The coordinated move from major European nations came after the expiry of an eight-day deadline they set last weekend for President Nicolas Maduro to call a new vote.
The Venezuelan leader, accused of running the OPEC nation like a dictatorship and wrecking its economy, has defied that, saying Europe’s ruling elite are sycophantically following U.S. President Donald Trump’s agenda.
Guaido, who leads the opposition-controlled National Assembly, declared himself temporary leader last month in a move that has split global powers.
Trump immediately recognized him and European Union nations back Guaido, though some have been nervous over the global precedent of a self-declaration.

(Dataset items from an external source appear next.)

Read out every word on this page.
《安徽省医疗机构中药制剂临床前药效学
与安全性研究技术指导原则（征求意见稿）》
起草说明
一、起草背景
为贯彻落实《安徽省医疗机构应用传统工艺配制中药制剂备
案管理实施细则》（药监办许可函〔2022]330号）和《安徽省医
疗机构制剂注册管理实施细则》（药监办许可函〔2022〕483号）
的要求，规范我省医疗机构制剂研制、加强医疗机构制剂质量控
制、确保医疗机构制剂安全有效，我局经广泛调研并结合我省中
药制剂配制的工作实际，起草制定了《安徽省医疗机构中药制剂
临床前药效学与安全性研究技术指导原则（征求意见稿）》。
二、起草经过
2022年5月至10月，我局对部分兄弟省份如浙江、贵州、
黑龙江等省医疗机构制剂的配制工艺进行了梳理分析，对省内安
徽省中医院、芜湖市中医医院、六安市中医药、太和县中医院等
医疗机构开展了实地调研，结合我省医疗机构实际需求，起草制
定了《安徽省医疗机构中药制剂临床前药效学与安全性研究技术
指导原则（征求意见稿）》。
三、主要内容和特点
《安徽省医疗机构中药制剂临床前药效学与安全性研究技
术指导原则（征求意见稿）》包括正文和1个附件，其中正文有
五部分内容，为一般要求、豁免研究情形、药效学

Russia and China, who have poured billions of dollars of investment and loans into the OPEC nation, are supporting Maduro.
“I recognize the president of Venezuela’s assembly, Mr Juan Guaido, as president in charge of Venezuela,” Spanish Prime Minister Pedro Sanchez said in a televised statement, urging a free and fair election as soon as possible.
British Foreign Secretary Jeremy Hunt followed suit.
“Nicolas Maduro has not called presidential elections within 8-day limit we have set,” Hunt said on Twitter. “So UK alongside European allies now recognizes @jguaido as interim constitutional president until credible elections can be held.”
French Foreign Minister Jean-Yves Le Drian told France Inter radio station Guaido has “the capacity and the legitimacy” to organize a presidential election.
Le Drian said France would consult European partners over Venezuela, and that it was imperative the conflict was resolved peacefully and civil war avoided.
Sweden, Austria and Denmark also said they recognized Guaido as interim leader of Venezuela.
Maduro, 56, a former union leader, bus driver and foreign leader, replaced former leader Hugo Chavez in 2013 after his death from cancer. But he has presided over an economic collapse and exodus of 3 million Venezuelans.
He blames a U.S.-led “economic war” and also accuses Washington of seeking a coup against him. But critics say incompetent policies and corruption have gutted a once-wealthy nation while dissent has been brutally crushed.
Russia said the coordinated European move was an attempt to legitimize Guaido’s illegal attempt to seize power and amounted to foreign meddling.